Before 1995, the home audience only had five terrestrial channels to choose from: KBS, KBS2, SBS, MBC and EBS. When cable launched that year it was highly welcomed by audiences who wanted more in-depth information about their interests in a variety of issues and industries.


Soon after, Korea launched the world’s first game channel, On Game Net in 2000, and a surge of home shopping networks followed, greatly changing the homegrown retail industry.

The cable channels introduced TV shows from other countries to Koreans. Many popular programs, including U.S. sitcoms “Friends” and “Sex and The City,” garnered much attention here, and inspired local cable channels to produce their own series.

The network tvN was the first with “Rude Miss Youngae” in 2007 and “Fun TV Rollercoaster” in 2009.

Several other cable channels then moved on to creating alternative content, such as Mnet with survival audition series “Superstar K,” which garnered a viewership rating of more than 10 percent - a large score for a cable channel.

Hit drama series such as “Reply 1997” and “Reply 1994” on tvN followed, proving how audiences were moving from terrestrial to cable to find their entertainment.

These channels have seen success outside of Korea, making extra sales by exporting the formats of programs overseas. “Superstar K” was sold to China, and many others shows are in talks to be aired elsewhere outside of Korea.

Before 2011, cable channels only aired programs exclusively about one genre - for example music channels only showed music-related shows while travel channels only broadcast issues regarding the tourism industry.

But, the arrival of new general-programming networks such as JTBC, made it possible to expand the ground for these cable channels to grow further.

The arrival of channels showing programs with multiple themes on cable also lured a wider audience away from terrestrial channels like KBS and SBS.

“In many different genres of programs, [these general-programing channels] have seen better performances than terrestrial channels,” said Prof. Kim Seong-cheol of Korea University’s School of Media and Communication.

“Now, cable TV channels need to evolve to more conclusive media outlets that even include online audiences so that they can appeal to people in the overseas market by investing more into video-streaming services.”

Big-name companies join in

Although many pulled their networks due to lukewarm performances, big-name companies including Samsung Group led the way for other companies to invest further in producing cultural content.

When Samsung put money into the movie channel Catch One - and Daewoo did the same for DCN, now film broadcaster OCN - they opened doors for large companies to invest in creating movies. The implementation of a planning, marketing and directing system modernized Korea’s film industry.

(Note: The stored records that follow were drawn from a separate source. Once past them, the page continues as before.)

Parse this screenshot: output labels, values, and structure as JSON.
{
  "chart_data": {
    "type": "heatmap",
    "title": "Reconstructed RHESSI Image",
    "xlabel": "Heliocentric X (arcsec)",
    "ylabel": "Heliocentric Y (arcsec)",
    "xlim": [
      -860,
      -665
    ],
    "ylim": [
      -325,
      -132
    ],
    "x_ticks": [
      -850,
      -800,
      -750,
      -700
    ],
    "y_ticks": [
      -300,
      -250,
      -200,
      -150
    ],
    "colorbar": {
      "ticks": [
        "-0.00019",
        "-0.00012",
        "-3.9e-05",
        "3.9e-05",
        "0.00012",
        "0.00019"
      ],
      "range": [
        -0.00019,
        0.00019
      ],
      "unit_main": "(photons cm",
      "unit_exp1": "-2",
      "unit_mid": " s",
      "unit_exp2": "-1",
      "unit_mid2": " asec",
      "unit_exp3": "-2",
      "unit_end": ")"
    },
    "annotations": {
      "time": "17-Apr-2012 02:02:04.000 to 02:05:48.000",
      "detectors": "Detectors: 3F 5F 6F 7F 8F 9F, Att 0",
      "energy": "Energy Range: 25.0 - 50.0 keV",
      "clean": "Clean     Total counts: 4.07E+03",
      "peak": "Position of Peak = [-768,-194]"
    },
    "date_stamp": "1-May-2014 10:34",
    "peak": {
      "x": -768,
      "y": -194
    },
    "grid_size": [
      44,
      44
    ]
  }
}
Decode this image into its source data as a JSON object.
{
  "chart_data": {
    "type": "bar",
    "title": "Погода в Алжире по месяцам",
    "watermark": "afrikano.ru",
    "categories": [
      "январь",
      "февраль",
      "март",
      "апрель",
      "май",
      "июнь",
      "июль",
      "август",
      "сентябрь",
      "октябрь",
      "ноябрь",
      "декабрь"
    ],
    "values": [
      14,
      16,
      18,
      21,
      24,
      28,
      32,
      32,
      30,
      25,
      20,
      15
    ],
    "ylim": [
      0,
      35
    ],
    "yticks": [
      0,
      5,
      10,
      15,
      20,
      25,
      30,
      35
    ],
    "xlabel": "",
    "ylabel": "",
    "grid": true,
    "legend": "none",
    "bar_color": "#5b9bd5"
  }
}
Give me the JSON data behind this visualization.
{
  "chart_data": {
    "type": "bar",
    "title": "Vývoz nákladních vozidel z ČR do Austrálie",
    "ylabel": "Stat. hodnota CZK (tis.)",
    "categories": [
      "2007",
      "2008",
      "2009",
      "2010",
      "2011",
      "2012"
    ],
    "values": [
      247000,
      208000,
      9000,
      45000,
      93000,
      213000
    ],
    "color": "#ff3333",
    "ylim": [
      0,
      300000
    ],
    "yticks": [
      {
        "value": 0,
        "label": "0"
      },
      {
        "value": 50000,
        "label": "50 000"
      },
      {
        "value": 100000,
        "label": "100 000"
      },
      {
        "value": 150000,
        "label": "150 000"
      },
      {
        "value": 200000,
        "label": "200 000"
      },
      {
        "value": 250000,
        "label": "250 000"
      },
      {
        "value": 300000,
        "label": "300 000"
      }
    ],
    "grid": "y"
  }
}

In the same year that Samsung Group launched its video department, in 1995, it also began investing in the domestic movie industry, leading to the production of the first-ever Korean blockbuster, “Swiri” in 1999.

Earlier, in 1995, Cheil Jedang invested in Hollywood production company DreamWorks and also established Jcom, which later became part of CJ Group’s movie business (now called CJ Entertainment). CJ E&M, the entertainment arm of CJ Group, currently operates many cable networks, including tvN.

Paving the way for Hallyu

After Seo Tai Ji and Boys ignited the new video music trend on a cable TV channel, dance music became popular among teens.

H.O.T’s debut the following year signaled a new era of pop stars in Korea. The word Hallyu, referring to the Korean Wave, was first used during the boy group’s performance in Beijing in 1999.

“1995 was when the framework for Korea’s pop culture started to set up as media platforms changed due to the arrival of cable TV channels,” said Min Seong-wook, professor at Paekche Institute of the Arts. “The demand for cultural content increased and the overall pop culture industry has become more developed since then.”